Still others pointed to difficulty in receiving medical care: “I was denied medication for a skin condition for weeks; I was often denied Tylenol for menstrual cramps until an hour after I requested it for severe pain.”
Other comments on conditions in California juvenile facilities related to interactions with staff members.
Focus group members noted that staff at juvenile facilities regularly administered group punishments and that most were told by Probation Department staff that “you will be back.” None reported any access to drug or alcohol treatment programs during their time at county facilities.
Survey respondents also commented on a lack of addiction treatment or mental health support, and circumscribed educational opportunities at county-run camps and halls.
“If you misbehave or get kicked out of class, you can’t go out; you stay in your cell for the rest of the day,” said one respondent.
Not all the feedback was negative. “I never got disciplined,” one respondent wrote.
Several survey respondents hailed the work of educational programs New Roads and Inside Out Writers.
“My counselor Edwin still keeps in touch with me and visits me from time to time,” wrote one survey respondent about the New Roads program.
As part of the Youth Justice Coalition, Martines is hoping to change conditions faced by youth in facilities across the state by calling on the Board of State and Community Corrections (BSCC) to create better standards at juvenile halls, camps and ranches across the state.
The Sacramento-based agency oversees the adult criminal and juvenile justice system in the state. Every few years, the agency revisits the minimum standards that govern how juveniles are treated in the halls. This includes issues like what kind of food they are served and even the types of weapons guards may use to subdue youth.
In December, the BSCC posted a public notice on its website, requesting feedback for the standards at facilities.

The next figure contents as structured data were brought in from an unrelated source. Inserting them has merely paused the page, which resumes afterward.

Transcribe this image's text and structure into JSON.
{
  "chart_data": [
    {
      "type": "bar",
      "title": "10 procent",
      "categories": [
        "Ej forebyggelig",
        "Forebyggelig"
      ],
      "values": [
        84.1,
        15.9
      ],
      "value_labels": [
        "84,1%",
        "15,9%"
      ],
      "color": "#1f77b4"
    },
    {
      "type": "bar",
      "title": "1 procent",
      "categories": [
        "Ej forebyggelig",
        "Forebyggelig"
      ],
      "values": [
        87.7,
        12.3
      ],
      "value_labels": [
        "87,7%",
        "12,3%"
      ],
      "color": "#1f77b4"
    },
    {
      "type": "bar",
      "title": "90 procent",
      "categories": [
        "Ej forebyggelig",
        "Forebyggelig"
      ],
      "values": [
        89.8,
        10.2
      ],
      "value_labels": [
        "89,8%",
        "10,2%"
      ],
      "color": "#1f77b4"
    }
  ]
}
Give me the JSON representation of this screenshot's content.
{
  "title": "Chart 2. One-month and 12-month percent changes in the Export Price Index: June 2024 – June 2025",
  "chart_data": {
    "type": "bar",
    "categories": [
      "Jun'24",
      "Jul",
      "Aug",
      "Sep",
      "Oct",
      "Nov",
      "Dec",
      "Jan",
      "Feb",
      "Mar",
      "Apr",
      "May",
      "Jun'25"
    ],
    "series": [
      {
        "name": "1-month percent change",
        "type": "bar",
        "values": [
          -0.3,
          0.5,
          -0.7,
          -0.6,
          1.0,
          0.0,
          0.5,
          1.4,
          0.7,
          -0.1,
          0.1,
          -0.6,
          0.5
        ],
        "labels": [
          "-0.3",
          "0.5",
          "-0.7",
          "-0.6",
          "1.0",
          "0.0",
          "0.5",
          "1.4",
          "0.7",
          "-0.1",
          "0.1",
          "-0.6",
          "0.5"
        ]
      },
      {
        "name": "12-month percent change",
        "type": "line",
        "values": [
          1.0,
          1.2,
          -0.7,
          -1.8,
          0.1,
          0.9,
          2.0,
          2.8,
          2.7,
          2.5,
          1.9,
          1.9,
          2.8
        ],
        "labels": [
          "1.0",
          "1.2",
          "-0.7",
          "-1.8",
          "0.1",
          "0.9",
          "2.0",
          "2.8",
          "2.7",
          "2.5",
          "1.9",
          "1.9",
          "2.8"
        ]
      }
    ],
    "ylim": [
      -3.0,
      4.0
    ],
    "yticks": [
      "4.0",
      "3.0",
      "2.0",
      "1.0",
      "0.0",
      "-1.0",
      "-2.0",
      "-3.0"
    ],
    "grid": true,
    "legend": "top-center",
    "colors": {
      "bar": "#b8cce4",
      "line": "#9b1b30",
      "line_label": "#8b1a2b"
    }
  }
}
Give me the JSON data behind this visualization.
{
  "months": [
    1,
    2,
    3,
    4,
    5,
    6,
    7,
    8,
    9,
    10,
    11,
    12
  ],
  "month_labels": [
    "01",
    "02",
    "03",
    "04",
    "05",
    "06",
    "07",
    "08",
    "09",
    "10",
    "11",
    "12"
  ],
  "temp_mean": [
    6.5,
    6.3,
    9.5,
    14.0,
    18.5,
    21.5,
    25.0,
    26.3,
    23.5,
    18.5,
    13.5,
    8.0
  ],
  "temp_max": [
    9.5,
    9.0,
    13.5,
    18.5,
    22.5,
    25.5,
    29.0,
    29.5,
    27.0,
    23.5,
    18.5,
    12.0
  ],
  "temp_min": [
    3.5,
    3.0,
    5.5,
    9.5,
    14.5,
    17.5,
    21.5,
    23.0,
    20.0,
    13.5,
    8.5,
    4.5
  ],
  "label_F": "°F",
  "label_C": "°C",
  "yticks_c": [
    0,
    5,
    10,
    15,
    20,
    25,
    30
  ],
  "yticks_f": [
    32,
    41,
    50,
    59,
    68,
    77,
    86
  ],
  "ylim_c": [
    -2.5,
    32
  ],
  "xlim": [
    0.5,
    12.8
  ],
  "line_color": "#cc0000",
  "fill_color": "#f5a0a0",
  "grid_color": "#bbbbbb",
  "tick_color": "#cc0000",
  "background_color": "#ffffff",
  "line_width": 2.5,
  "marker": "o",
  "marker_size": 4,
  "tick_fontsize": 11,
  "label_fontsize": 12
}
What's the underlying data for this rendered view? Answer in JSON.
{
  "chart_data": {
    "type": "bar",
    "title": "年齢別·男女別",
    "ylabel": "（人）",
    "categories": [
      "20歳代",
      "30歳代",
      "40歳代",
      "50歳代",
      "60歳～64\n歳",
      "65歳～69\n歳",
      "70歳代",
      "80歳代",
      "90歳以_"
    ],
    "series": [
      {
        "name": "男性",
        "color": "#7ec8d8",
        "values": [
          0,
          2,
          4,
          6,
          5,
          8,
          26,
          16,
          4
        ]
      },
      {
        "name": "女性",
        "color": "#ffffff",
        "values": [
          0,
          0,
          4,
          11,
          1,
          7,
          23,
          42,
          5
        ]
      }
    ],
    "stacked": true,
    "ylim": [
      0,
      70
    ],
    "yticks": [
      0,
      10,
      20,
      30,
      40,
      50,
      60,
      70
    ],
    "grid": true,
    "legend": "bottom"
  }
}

The surveys and focus group are an attempt by advocates to improve those standards, and to encourage the BSCC to make sure juvenile facilities are safe, rehabilitative places.
Today, Martines is working to finish a degree at Santa Monica College, and says that sometimes he thinks about returning to work with youth under lock-up as part of the Probation Department.
He is proud of his advocacy work to prevent the use of room confinement across the state, but Martines says that more attention is needed on the experiences of youth in county-run facilities.
“Once you start learning that other people who went through the same thing, you start feeling a sense of relief, like ‘I wasn’t the only one,’” Martines said. “And when you get a chance to work together to change that, that’s powerful.”